Hasegawa, Yamashita, Akiyama et Mori ont interrogé 862 personnes dont l'anglais n'est pas la langue maternelle, en Allemagne, en Corée du Sud et au Japon, pour SOUPS 2021, et ont constaté que les participants, en particulier les moins sûrs de leur anglais, ignoraient les courriels en anglais sans examen attentif plus volontiers que les courriels dans leur propre langue. Ne pas cliquer parce que le message a été survolé et ne pas cliquer parce que l'utilisateur l'a lu et jugé sont le même événement sur un tableau de bord et deux événements différents dans le bâtiment.
L'attaquant n'a pas ce problème. Une campagne visant un bureau qui travaille en turc arrive en turc, et elle arrive désormais dans un turc fluide. Un message qui se lisait comme une traduction automatique était l'un des rares indices qui fonctionnaient sans aucune formation, et il pesait plus lourd hors de l'anglais qu'à l'intérieur. Le texte généré retire cet indice et laisse le lecteur avec un soupçon sans preuve dessous. Lancez dans ce bureau une simulation en anglais seulement et vous aurez mesuré la compréhension écrite, puis classé le résultat sous sensibilisation à la sécurité.
Quatre choses doivent exister dans la langue du poste de travail, et une plateforme peut en traduire une partie et laisser le reste. Les modèles de simulation, le module de formation attribué après un échec, le libellé du bouton, et la réponse que l'utilisateur reçoit.
Cinq questions qui séparent les deux moitiés
Posez-les à la plateforme que vous avez en face de vous.
- Où arrive un signalement, qui possède cette destination nommément, et quel délai de réponse figure dans son tour de garde?
- Qu'est-ce qui tourne automatiquement avant qu'un humain voie un signalement, et qu'advient-il de la part inoffensive?
- L'utilisateur qui signale reçoit-il une réponse, et la plateforme la produit-elle elle-même?
- Quand un signalement identifie une campagne en cours, le même message peut-il être retiré de toutes les autres boîtes, et depuis quelle console?
- La plateforme sait-elle ventiler le taux de signalement et le délai jusqu'au premier signalement par service, ou compte-t-elle seulement les clics?

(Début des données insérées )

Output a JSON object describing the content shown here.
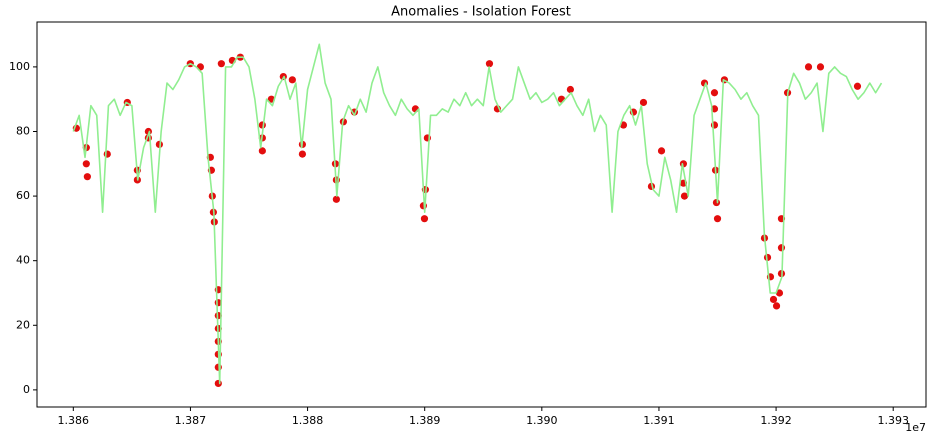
{
  "chart_data": {
    "type": "line",
    "title": "Anomalies - Isolation Forest",
    "x_offset_label": "1e7",
    "xlim": [
      13856900,
      13932800
    ],
    "ylim": [
      -5.3,
      113.9
    ],
    "xticks": [
      {
        "value": 13860000,
        "label": "1.386"
      },
      {
        "value": 13870000,
        "label": "1.387"
      },
      {
        "value": 13880000,
        "label": "1.388"
      },
      {
        "value": 13890000,
        "label": "1.389"
      },
      {
        "value": 13900000,
        "label": "1.390"
      },
      {
        "value": 13910000,
        "label": "1.391"
      },
      {
        "value": 13920000,
        "label": "1.392"
      },
      {
        "value": 13930000,
        "label": "1.393"
      }
    ],
    "yticks": [
      0,
      20,
      40,
      60,
      80,
      100
    ],
    "series": [
      {
        "type": "scatter",
        "color": "#e30e0e",
        "x": [
          13860260,
          13861110,
          13861110,
          13861200,
          13862900,
          13864610,
          13865470,
          13865470,
          13866410,
          13866410,
          13867350,
          13869990,
          13870850,
          13871700,
          13871790,
          13871870,
          13871960,
          13872040,
          13872380,
          13872380,
          13872380,
          13872380,
          13872380,
          13872380,
          13872380,
          13872380,
          13872640,
          13873580,
          13874260,
          13876140,
          13876140,
          13876140,
          13876910,
          13877930,
          13878700,
          13879560,
          13879560,
          13882380,
          13882460,
          13882460,
          13883060,
          13884000,
          13889210,
          13889890,
          13889980,
          13890060,
          13890230,
          13895530,
          13896210,
          13901680,
          13902440,
          13906970,
          13907820,
          13908680,
          13909360,
          13910220,
          13912090,
          13912090,
          13912180,
          13913890,
          13914740,
          13914740,
          13914740,
          13914830,
          13914910,
          13915000,
          13915590,
          13919010,
          13919270,
          13919520,
          13919780,
          13920040,
          13920290,
          13920460,
          13920460,
          13920460,
          13920980,
          13922770,
          13923790,
          13926950
        ],
        "values": [
          81,
          75,
          70,
          66,
          73,
          89,
          65,
          68,
          80,
          78,
          76,
          101,
          100,
          72,
          68,
          60,
          55,
          52,
          31,
          27,
          23,
          19,
          15,
          11,
          7,
          2,
          101,
          102,
          103,
          82,
          78,
          74,
          90,
          97,
          96,
          76,
          73,
          70,
          65,
          59,
          83,
          86,
          87,
          57,
          53,
          62,
          78,
          101,
          87,
          90,
          93,
          82,
          86,
          89,
          63,
          74,
          70,
          64,
          60,
          95,
          92,
          87,
          82,
          68,
          58,
          53,
          96,
          47,
          41,
          35,
          28,
          26,
          30,
          36,
          44,
          53,
          92,
          100,
          100,
          94
        ]
      },
      {
        "type": "line",
        "color": "#90ee90",
        "x": [
          13860000,
          13860500,
          13861000,
          13861500,
          13862000,
          13862500,
          13863000,
          13863500,
          13864000,
          13864500,
          13865000,
          13865500,
          13866000,
          13866500,
          13867000,
          13867500,
          13868000,
          13868500,
          13869000,
          13869500,
          13870000,
          13870500,
          13871000,
          13871500,
          13872000,
          13872500,
          13873000,
          13873500,
          13874000,
          13874500,
          13875000,
          13875500,
          13876000,
          13876500,
          13877000,
          13877500,
          13878000,
          13878500,
          13879000,
          13879500,
          13880000,
          13880500,
          13881000,
          13881500,
          13882000,
          13882500,
          13883000,
          13883500,
          13884000,
          13884500,
          13885000,
          13885500,
          13886000,
          13886500,
          13887000,
          13887500,
          13888000,
          13888500,
          13889000,
          13889500,
          13890000,
          13890500,
          13891000,
          13891500,
          13892000,
          13892500,
          13893000,
          13893500,
          13894000,
          13894500,
          13895000,
          13895500,
          13896000,
          13896500,
          13897000,
          13897500,
          13898000,
          13898500,
          13899000,
          13899500,
          13900000,
          13900500,
          13901000,
          13901500,
          13902000,
          13902500,
          13903000,
          13903500,
          13904000,
          13904500,
          13905000,
          13905500,
          13906000,
          13906500,
          13907000,
          13907500,
          13908000,
          13908500,
          13909000,
          13909500,
          13910000,
          13910500,
          13911000,
          13911500,
          13912000,
          13912500,
          13913000,
          13913500,
          13914000,
          13914500,
          13915000,
          13915500,
          13916000,
          13916500,
          13917000,
          13917500,
          13918000,
          13918500,
          13919000,
          13919500,
          13920000,
          13920500,
          13921000,
          13921500,
          13922000,
          13922500,
          13923000,
          13923500,
          13924000,
          13924500,
          13925000,
          13925500,
          13926000,
          13926500,
          13927000,
          13927500,
          13928000,
          13928500,
          13929000
        ],
        "values": [
          80,
          85,
          72,
          88,
          85,
          55,
          88,
          90,
          85,
          89,
          88,
          65,
          75,
          80,
          55,
          80,
          95,
          93,
          96,
          100,
          101,
          100,
          98,
          72,
          55,
          2,
          100,
          100,
          103,
          103,
          100,
          90,
          75,
          90,
          88,
          94,
          97,
          90,
          95,
          75,
          93,
          100,
          107,
          95,
          90,
          60,
          83,
          88,
          85,
          90,
          86,
          95,
          100,
          92,
          88,
          85,
          90,
          87,
          85,
          87,
          55,
          85,
          85,
          87,
          86,
          90,
          88,
          92,
          88,
          90,
          88,
          100,
          90,
          86,
          88,
          90,
          100,
          95,
          90,
          92,
          89,
          90,
          92,
          88,
          90,
          92,
          88,
          85,
          90,
          80,
          85,
          82,
          55,
          80,
          85,
          88,
          82,
          88,
          70,
          62,
          60,
          72,
          65,
          55,
          70,
          60,
          85,
          90,
          95,
          88,
          58,
          96,
          95,
          93,
          90,
          92,
          88,
          85,
          48,
          30,
          30,
          35,
          92,
          98,
          95,
          90,
          92,
          95,
          80,
          98,
          100,
          98,
          97,
          93,
          90,
          92,
          95,
          92,
          95
        ]
      }
    ]
  }
}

KnowBe4, Proofpoint et Hoxhunt livrent tous un bouton qui permet à un utilisateur de signaler un courriel. Les questions ci-dessus portent sur ce à quoi ce bouton est raccordé.
Où cela se situe dans le portefeuille
Le domaine couche humaine du portefeuille contient un produit, BeamSec. PhishPro envoie la simulation, Academy attribue la formation là où l'échec s'est produit, et PhishTrace est la seconde moitié, la file dans laquelle un signalement arrive avec un responsable et une réponse attachés. Son contenu de formation et de simulation est publié en anglais et en turc, ce qui fixe où le test de langue ci-dessus peut être passé aujourd'hui.